I'm trying to run a simple test spark job. When I add spark-cassandra connector (either v. 1.2.0 or v. 1.2.1) the job fails.

Here is my build file:

name := "spark test"

version := "1.0"

scalaVersion := "2.10.4"

resolvers += "Typesafe Repo" at "http://repo.typesafe.com/typesafe/releases"

libraryDependencies ++= Seq(
                "org.apache.spark" %% "spark-core" % "1.2.1",
                "com.datastax.spark" %% "spark-cassandra-connector" % "1.2.1")

And here is the source code:

package com.xxx.test

import com.datastax.spark.connector._
import org.apache.spark.{SparkConf, SparkContext}



object Test {

   def main( args: Array[String] ) {

          val conf = new SparkConf()
               .set("spark.executor.home", "/home/ubuntu/spark-1.2.1-bin-hadoop2.4")
               .setMaster("local[*]")
//                 .setMaster("spark://10.14.56.139:7077")
               .setAppName("Test")


          val sc = new SparkContext( conf )

          val numbers = sc.parallelize( 1 to 100 )
          numbers.map( _.toDouble ).count

    }

}

As you can see I'm not really using the connector. I want to do it though, but when I did it threw and error and I'm trying to isolate it to see where it is coming from. Now when I change the connector version to 1.2.1 the same error occurs (see below) not when I use 1.2.0-rc3 or when I remove the dependency (and the import) altogether. Since the connector's github page suggests using 1.2.1, I would like to do that. And here is the error that I'm getting:

15/05/20 09:41:47 ERROR Executor: Exception in task 1.0 in stage 0.0 (TID 1)
java.io.IOException: java.lang.ClassNotFoundException: scala.collection.immutable.Range
    at org.apache.spark.util.Utils$.tryOrIOException(Utils.scala:1078)

When I'm running it on a cluster (setMaster("spark://10.14.56.139:7077")) I'm getting a different error, but still a fatal one:

15/05/20 10:18:55 ERROR TaskResultGetter: Exception while getting task result
java.io.IOException: java.lang.ClassNotFoundException: scala.None$
    at org.apache.spark.util.Utils$.tryOrIOException(Utils.scala:1078)

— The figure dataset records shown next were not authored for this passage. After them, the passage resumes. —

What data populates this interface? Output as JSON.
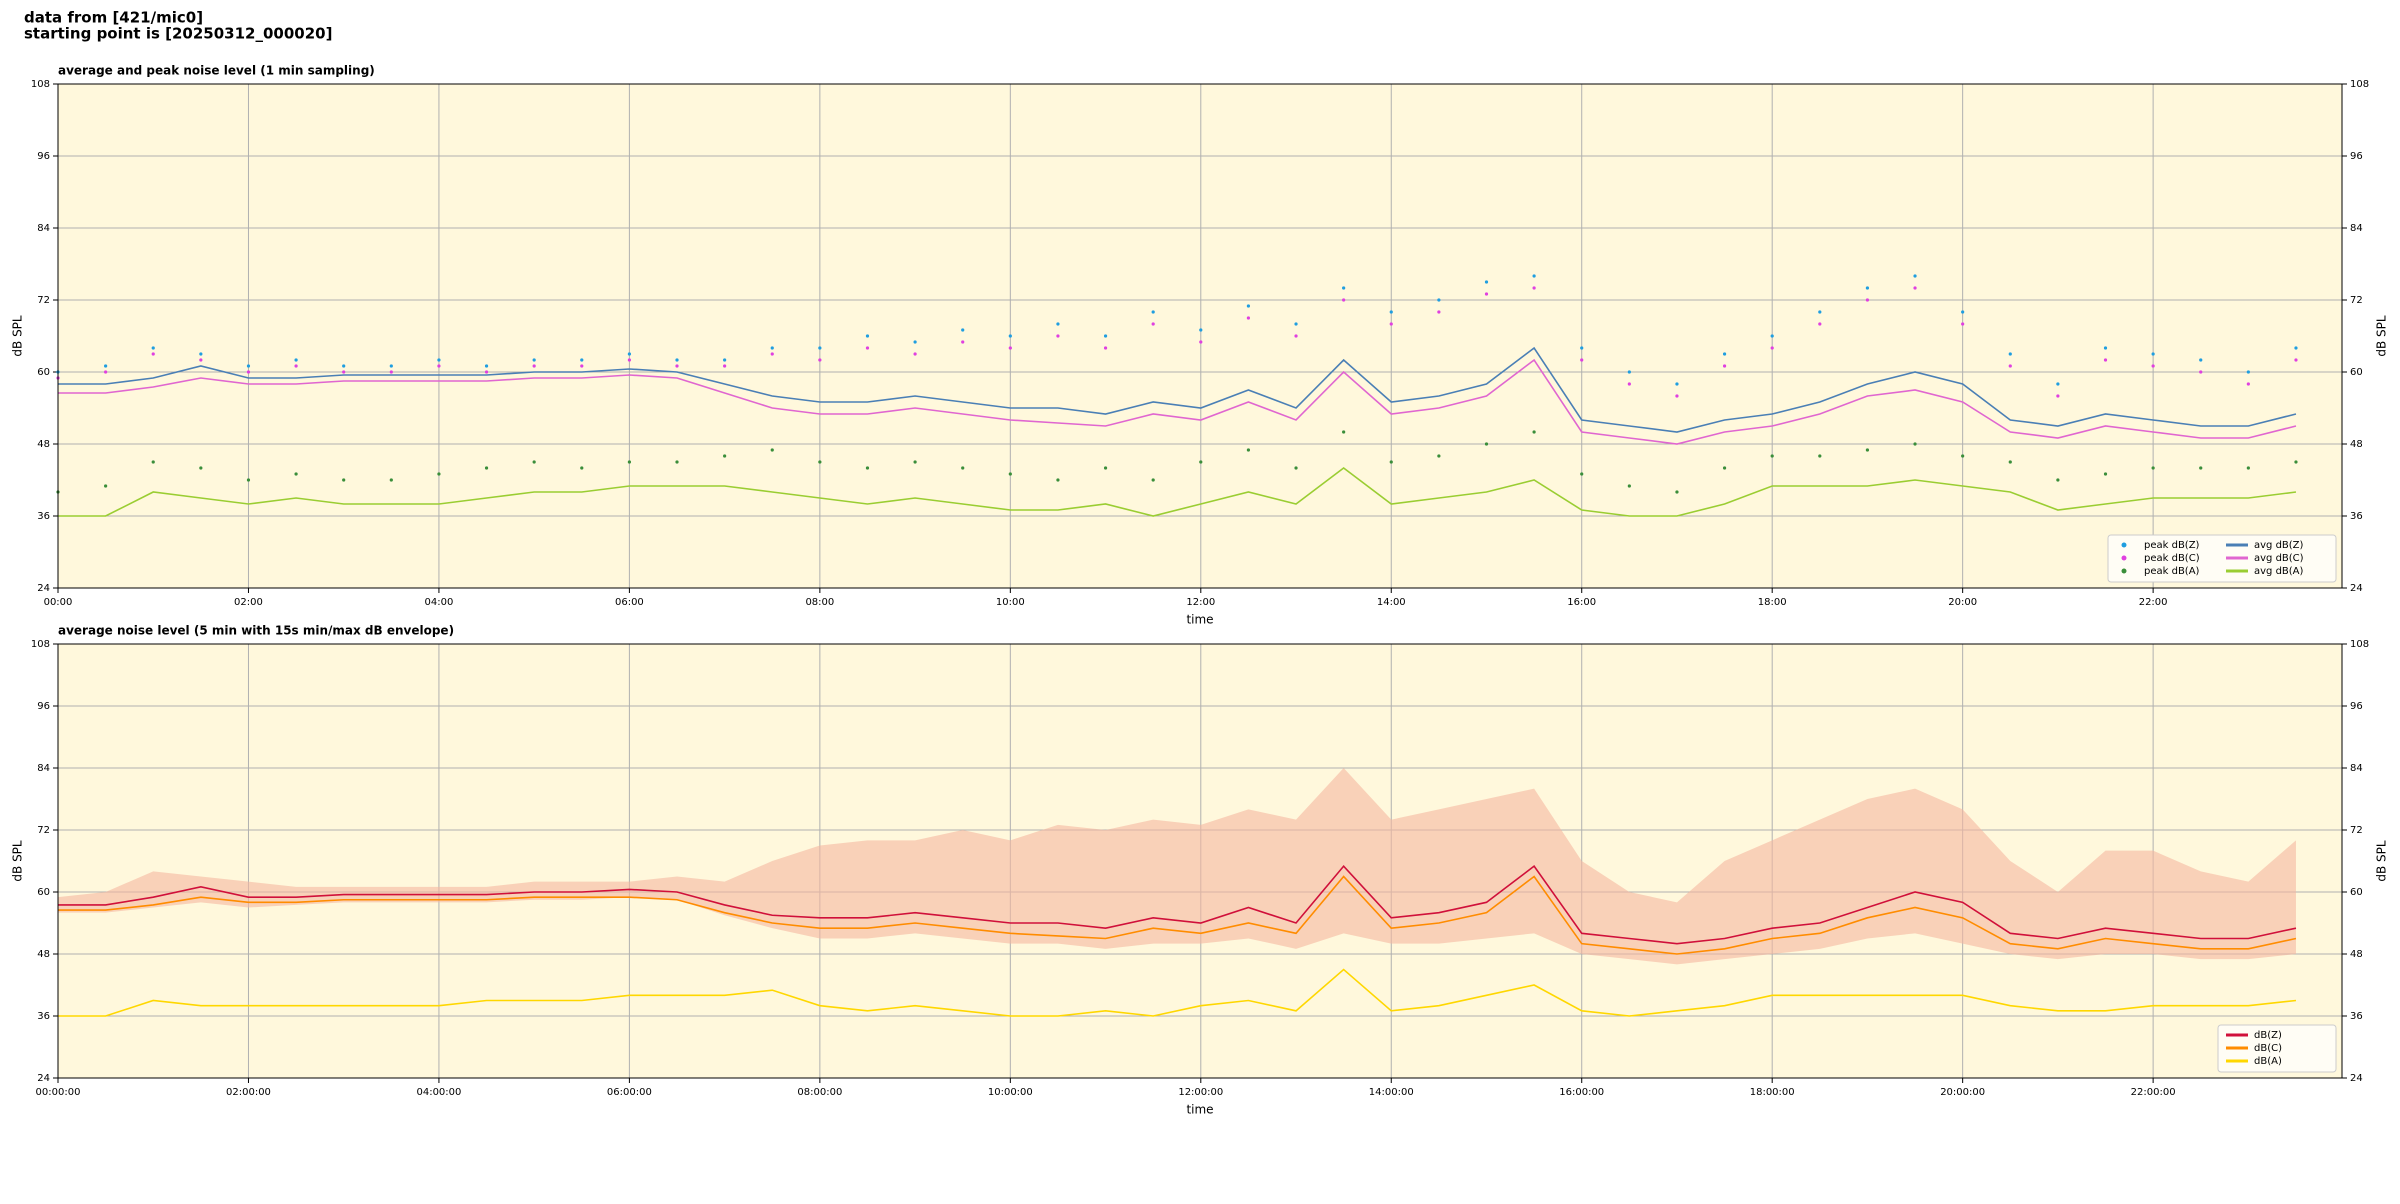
{
  "header": {
    "line1": "data from [421/mic0]",
    "line2": "starting point is [20250312_000020]"
  },
  "chart_data": [
    {
      "type": "line",
      "title": "average and peak noise level (1 min sampling)",
      "xlabel": "time",
      "ylabel": "dB SPL",
      "x": [
        "00:00",
        "00:30",
        "01:00",
        "01:30",
        "02:00",
        "02:30",
        "03:00",
        "03:30",
        "04:00",
        "04:30",
        "05:00",
        "05:30",
        "06:00",
        "06:30",
        "07:00",
        "07:30",
        "08:00",
        "08:30",
        "09:00",
        "09:30",
        "10:00",
        "10:30",
        "11:00",
        "11:30",
        "12:00",
        "12:30",
        "13:00",
        "13:30",
        "14:00",
        "14:30",
        "15:00",
        "15:30",
        "16:00",
        "16:30",
        "17:00",
        "17:30",
        "18:00",
        "18:30",
        "19:00",
        "19:30",
        "20:00",
        "20:30",
        "21:00",
        "21:30",
        "22:00",
        "22:30",
        "23:00",
        "23:30"
      ],
      "xlim": [
        "00:00",
        "23:59"
      ],
      "xticks": [
        "00:00",
        "02:00",
        "04:00",
        "06:00",
        "08:00",
        "10:00",
        "12:00",
        "14:00",
        "16:00",
        "18:00",
        "20:00",
        "22:00"
      ],
      "ylim": [
        24,
        108
      ],
      "yticks": [
        24,
        36,
        48,
        60,
        72,
        84,
        96,
        108
      ],
      "grid": true,
      "legend": "lower right",
      "series": [
        {
          "name": "peak dB(Z)",
          "color": "#1f9ee0",
          "marker": "dot",
          "values": [
            60,
            61,
            64,
            63,
            61,
            62,
            61,
            61,
            62,
            61,
            62,
            62,
            63,
            62,
            62,
            64,
            64,
            66,
            65,
            67,
            66,
            68,
            66,
            70,
            67,
            71,
            68,
            74,
            70,
            72,
            75,
            76,
            64,
            60,
            58,
            63,
            66,
            70,
            74,
            76,
            70,
            63,
            58,
            64,
            63,
            62,
            60,
            64
          ]
        },
        {
          "name": "peak dB(C)",
          "color": "#e040e0",
          "marker": "dot",
          "values": [
            59,
            60,
            63,
            62,
            60,
            61,
            60,
            60,
            61,
            60,
            61,
            61,
            62,
            61,
            61,
            63,
            62,
            64,
            63,
            65,
            64,
            66,
            64,
            68,
            65,
            69,
            66,
            72,
            68,
            70,
            73,
            74,
            62,
            58,
            56,
            61,
            64,
            68,
            72,
            74,
            68,
            61,
            56,
            62,
            61,
            60,
            58,
            62
          ]
        },
        {
          "name": "peak dB(A)",
          "color": "#3a8e3a",
          "marker": "dot",
          "values": [
            40,
            41,
            45,
            44,
            42,
            43,
            42,
            42,
            43,
            44,
            45,
            44,
            45,
            45,
            46,
            47,
            45,
            44,
            45,
            44,
            43,
            42,
            44,
            42,
            45,
            47,
            44,
            50,
            45,
            46,
            48,
            50,
            43,
            41,
            40,
            44,
            46,
            46,
            47,
            48,
            46,
            45,
            42,
            43,
            44,
            44,
            44,
            45
          ]
        },
        {
          "name": "avg dB(Z)",
          "color": "#4a7fb5",
          "marker": "line",
          "values": [
            58,
            58,
            59,
            61,
            59,
            59,
            59.5,
            59.5,
            59.5,
            59.5,
            60,
            60,
            60.5,
            60,
            58,
            56,
            55,
            55,
            56,
            55,
            54,
            54,
            53,
            55,
            54,
            57,
            54,
            62,
            55,
            56,
            58,
            64,
            52,
            51,
            50,
            52,
            53,
            55,
            58,
            60,
            58,
            52,
            51,
            53,
            52,
            51,
            51,
            53
          ]
        },
        {
          "name": "avg dB(C)",
          "color": "#e066d0",
          "marker": "line",
          "values": [
            56.5,
            56.5,
            57.5,
            59,
            58,
            58,
            58.5,
            58.5,
            58.5,
            58.5,
            59,
            59,
            59.5,
            59,
            56.5,
            54,
            53,
            53,
            54,
            53,
            52,
            51.5,
            51,
            53,
            52,
            55,
            52,
            60,
            53,
            54,
            56,
            62,
            50,
            49,
            48,
            50,
            51,
            53,
            56,
            57,
            55,
            50,
            49,
            51,
            50,
            49,
            49,
            51
          ]
        },
        {
          "name": "avg dB(A)",
          "color": "#9acd32",
          "marker": "line",
          "values": [
            36,
            36,
            40,
            39,
            38,
            39,
            38,
            38,
            38,
            39,
            40,
            40,
            41,
            41,
            41,
            40,
            39,
            38,
            39,
            38,
            37,
            37,
            38,
            36,
            38,
            40,
            38,
            44,
            38,
            39,
            40,
            42,
            37,
            36,
            36,
            38,
            41,
            41,
            41,
            42,
            41,
            40,
            37,
            38,
            39,
            39,
            39,
            40
          ]
        }
      ]
    },
    {
      "type": "line",
      "title": "average noise level (5 min with 15s min/max dB envelope)",
      "xlabel": "time",
      "ylabel": "dB SPL",
      "x": [
        "00:00:00",
        "00:30:00",
        "01:00:00",
        "01:30:00",
        "02:00:00",
        "02:30:00",
        "03:00:00",
        "03:30:00",
        "04:00:00",
        "04:30:00",
        "05:00:00",
        "05:30:00",
        "06:00:00",
        "06:30:00",
        "07:00:00",
        "07:30:00",
        "08:00:00",
        "08:30:00",
        "09:00:00",
        "09:30:00",
        "10:00:00",
        "10:30:00",
        "11:00:00",
        "11:30:00",
        "12:00:00",
        "12:30:00",
        "13:00:00",
        "13:30:00",
        "14:00:00",
        "14:30:00",
        "15:00:00",
        "15:30:00",
        "16:00:00",
        "16:30:00",
        "17:00:00",
        "17:30:00",
        "18:00:00",
        "18:30:00",
        "19:00:00",
        "19:30:00",
        "20:00:00",
        "20:30:00",
        "21:00:00",
        "21:30:00",
        "22:00:00",
        "22:30:00",
        "23:00:00",
        "23:30:00"
      ],
      "xlim": [
        "00:00:00",
        "23:59:00"
      ],
      "xticks": [
        "00:00:00",
        "02:00:00",
        "04:00:00",
        "06:00:00",
        "08:00:00",
        "10:00:00",
        "12:00:00",
        "14:00:00",
        "16:00:00",
        "18:00:00",
        "20:00:00",
        "22:00:00"
      ],
      "ylim": [
        24,
        108
      ],
      "yticks": [
        24,
        36,
        48,
        60,
        72,
        84,
        96,
        108
      ],
      "grid": true,
      "legend": "lower right",
      "envelope": {
        "color": "#f5b7a0",
        "min": [
          56,
          56,
          57,
          58,
          57,
          57.5,
          58,
          58,
          58,
          58,
          58.5,
          58.5,
          59,
          58.5,
          55.5,
          53,
          51,
          51,
          52,
          51,
          50,
          50,
          49,
          50,
          50,
          51,
          49,
          52,
          50,
          50,
          51,
          52,
          48,
          47,
          46,
          47,
          48,
          49,
          51,
          52,
          50,
          48,
          47,
          48,
          48,
          47,
          47,
          48
        ],
        "max": [
          59,
          60,
          64,
          63,
          62,
          61,
          61,
          61,
          61,
          61,
          62,
          62,
          62,
          63,
          62,
          66,
          69,
          70,
          70,
          72,
          70,
          73,
          72,
          74,
          73,
          76,
          74,
          84,
          74,
          76,
          78,
          80,
          66,
          60,
          58,
          66,
          70,
          74,
          78,
          80,
          76,
          66,
          60,
          68,
          68,
          64,
          62,
          70
        ]
      },
      "series": [
        {
          "name": "dB(Z)",
          "color": "#d0103a",
          "values": [
            57.5,
            57.5,
            59,
            61,
            59,
            59,
            59.5,
            59.5,
            59.5,
            59.5,
            60,
            60,
            60.5,
            60,
            57.5,
            55.5,
            55,
            55,
            56,
            55,
            54,
            54,
            53,
            55,
            54,
            57,
            54,
            65,
            55,
            56,
            58,
            65,
            52,
            51,
            50,
            51,
            53,
            54,
            57,
            60,
            58,
            52,
            51,
            53,
            52,
            51,
            51,
            53
          ]
        },
        {
          "name": "dB(C)",
          "color": "#ff8c00",
          "values": [
            56.5,
            56.5,
            57.5,
            59,
            58,
            58,
            58.5,
            58.5,
            58.5,
            58.5,
            59,
            59,
            59,
            58.5,
            56,
            54,
            53,
            53,
            54,
            53,
            52,
            51.5,
            51,
            53,
            52,
            54,
            52,
            63,
            53,
            54,
            56,
            63,
            50,
            49,
            48,
            49,
            51,
            52,
            55,
            57,
            55,
            50,
            49,
            51,
            50,
            49,
            49,
            51
          ]
        },
        {
          "name": "dB(A)",
          "color": "#ffd700",
          "values": [
            36,
            36,
            39,
            38,
            38,
            38,
            38,
            38,
            38,
            39,
            39,
            39,
            40,
            40,
            40,
            41,
            38,
            37,
            38,
            37,
            36,
            36,
            37,
            36,
            38,
            39,
            37,
            45,
            37,
            38,
            40,
            42,
            37,
            36,
            37,
            38,
            40,
            40,
            40,
            40,
            40,
            38,
            37,
            37,
            38,
            38,
            38,
            39
          ]
        }
      ]
    }
  ]
}
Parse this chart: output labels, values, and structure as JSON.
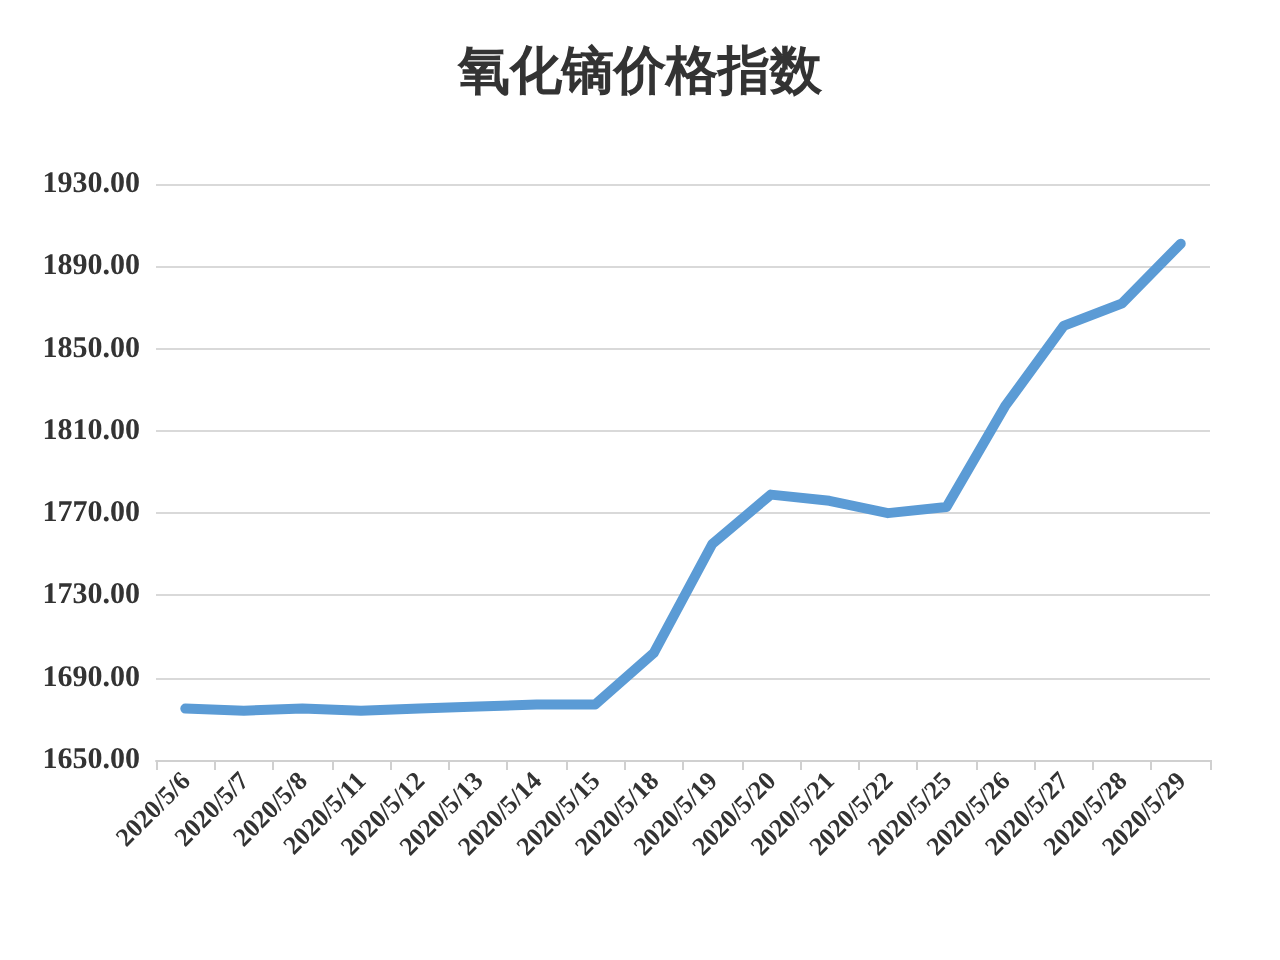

I would like to use the recommended 1.2.1 version in our production environment so if you could please help me figure out what's going on, it would be great.

I'm using sbt v. 0.13.8 and ubuntu 14.04

1
Can you pust your build output? Also are you using an assembly jar? - Holden

1 Answers

2
votes

At first look it seems that your jar doesn't have some core scala libraries in it. I'd recommend building an assembly jar (and you can mark spark-core as provided if submitting with the spark-submit script to an existing cluster).